Configuring your own MySQL cluster (with replication in multi regions) will be time consuming, costly, and require expert advice to help setup and maintain. Having said that it can be more reliable than the current RDS solution (only if you've done it properly) as it could survive a whole region failure.
If you really need 100% uptime then rolling your own solution is an option you should look at. Do you have the money, time and resources to do so? Can you afford to invest the thousands and thousands of dollars or would it be cheaper to possibly have a little bit of down time?
RDS has suffered issues before (as recently as 2012). Interestingly the following site reports that this risk could be greatly minimised by using the "Point-in-Time Restore option"...
http://www.networkworld.com/news/2012/102312-amazon-outage-263617.html
Like with the EBS issue, AWS reminded customers that if they enabled
Point-in-Time Restore option, then they could launch a new database
instances using a backup of the impacted database in another
availability zone.
Another option could be to simply make sure you have access to your backups. For example if you have daily backups you might send those to S3 for easy access (or maybe outside Amazon once a week if you're paranoid). In the event of an EBS/RDS failure you might be able to create a new RDS instance and restore it quicker from S3 in the case that RDS has some serious issues. This solution assumes you're okay with a few hours of downtime in favor of not having to do lots of work engineering some crazy cross region solution.

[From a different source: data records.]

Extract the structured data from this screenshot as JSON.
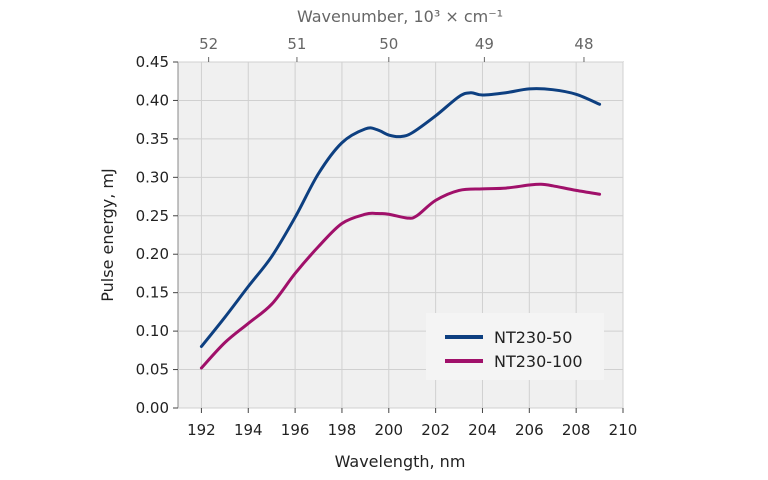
{
  "chart_data": {
    "type": "line",
    "xlabel": "Wavelength, nm",
    "ylabel": "Pulse energy, mJ",
    "top_xlabel": "Wavenumber, 10³ × cm⁻¹",
    "xlim": [
      191,
      210
    ],
    "ylim": [
      0,
      0.45
    ],
    "xticks": [
      "192",
      "194",
      "196",
      "198",
      "200",
      "202",
      "204",
      "206",
      "208",
      "210"
    ],
    "yticks": [
      "0.00",
      "0.05",
      "0.10",
      "0.15",
      "0.20",
      "0.25",
      "0.30",
      "0.35",
      "0.40",
      "0.45"
    ],
    "top_xticks": [
      "52",
      "51",
      "50",
      "49",
      "48"
    ],
    "grid": true,
    "legend_position": "bottom-right",
    "series": [
      {
        "name": "NT230-50",
        "color": "#0d3f80",
        "x": [
          192,
          193,
          194,
          195,
          196,
          197,
          198,
          199,
          199.5,
          200,
          200.5,
          201,
          202,
          203,
          203.5,
          204,
          205,
          206,
          207,
          208,
          209
        ],
        "y": [
          0.08,
          0.118,
          0.158,
          0.197,
          0.248,
          0.305,
          0.345,
          0.363,
          0.362,
          0.355,
          0.353,
          0.358,
          0.38,
          0.405,
          0.41,
          0.407,
          0.41,
          0.415,
          0.414,
          0.408,
          0.395
        ]
      },
      {
        "name": "NT230-100",
        "color": "#a0106a",
        "x": [
          192,
          193,
          194,
          195,
          196,
          197,
          198,
          199,
          199.5,
          200,
          200.8,
          201.2,
          202,
          203,
          204,
          205,
          206,
          206.5,
          207,
          208,
          209
        ],
        "y": [
          0.052,
          0.085,
          0.11,
          0.135,
          0.175,
          0.21,
          0.24,
          0.252,
          0.253,
          0.252,
          0.247,
          0.25,
          0.27,
          0.283,
          0.285,
          0.286,
          0.29,
          0.291,
          0.289,
          0.283,
          0.278
        ]
      }
    ]
  }
}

Finally, depending on your application it might be cheaper to try and take advantage of an non-relational database. I know you've stated that you need a relational DB, however re-engineering some or all of your application to use a non-relational DB may be easier & cheaper then rolling your own MySQL across multi-regions (non-relational also give you other benefits around scale etc). This solution isn't for everyone, and may be in the too hard basket for you (however future projects might be easier to implement this way!).